Personal information
- Full name: Elio Nicolas Firmino
- Date of birth: 30 January 2001 (age 24)
- Place of birth: Mantena, Brazil
- Height: 1.80 m (5 ft 11 in)
- Position: Midfielder

Team information
- Current team: Lexington SC
- Number: 8

Youth career
- 2014–2018: New England Revolution

Senior career*
- Years: Team / Apps / (Gls)
- 2018–2020: New England Revolution / 0 / (0)
- 2019: → Hartford Athletic (loan) / 0 / (0)
- 2020: New England Revolution II / 16 / (4)
- 2021: Union Omaha / 24 / (2)
- 2022–2024: Atlanta United 2 / 81 / (22)
- 2023–2024: → Atlanta United (loan) / 3 / (1)
- 2022–2024: Atlanta United / 5 / (0)
- 2023–2024: → Atlanta United 2 (loan) / 19 / (3)
- 2025–: Lexington SC / 30 / (3)

= Nicolas Firmino =

Brazilian footballer (born 2001)

Elio Nicolas Firmino de Araujo (born 30 January 2001), known as Nick Firmino, is a Brazilian footballer who plays as a midfielder for USL Championship club Lexington SC.

==Career==
===New England Revolution===
In November 2018, Firmino signed a Homegrown Player Contract with the New England Revolution.

Firmino was loaned to the team's USL League One side New England Revolution II for the 2020 season. He made his pro debut on July 25, 2020 against Union Omaha, playing the full game.

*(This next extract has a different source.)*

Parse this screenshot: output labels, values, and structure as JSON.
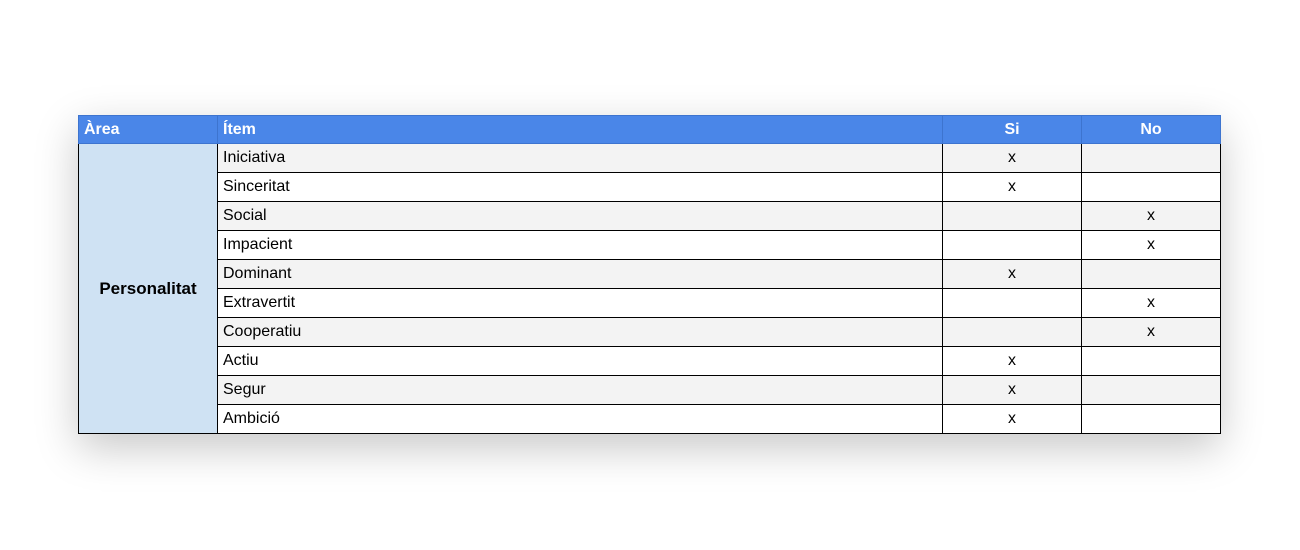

He scored his first professional goal on August 15 in a 3-3 draw with North Texas SC.

Following the 2020 season, New England opted to release Firmino.

===Union Omaha===
In April 2021, Firmino joined USL League One side Union Omaha ahead of the 2021 season.

===Atlanta United 2===
On 3 March 2022, Firmino moved to USL Championship side Atlanta United 2. On March 23, 2023, Firmino signed a short-team deal with Atlanta United FC ahead of their MLS fixture with Columbus Crew. On June 21, 2023, Firmino was signed to a short-term deal with Atlanta United FC ahead of their match with New York City FC. Firmino would make his MLS debut when he was subbed on in the 87th minute. He would go on to score in the 90+5' to pull Atlanta United FC level in the match that would end in a 2-2 draw.

===Lexington SC===
On 6 January 2025, Firmino joined Lexington SC ahead of the club's first season competing in the USL Championship.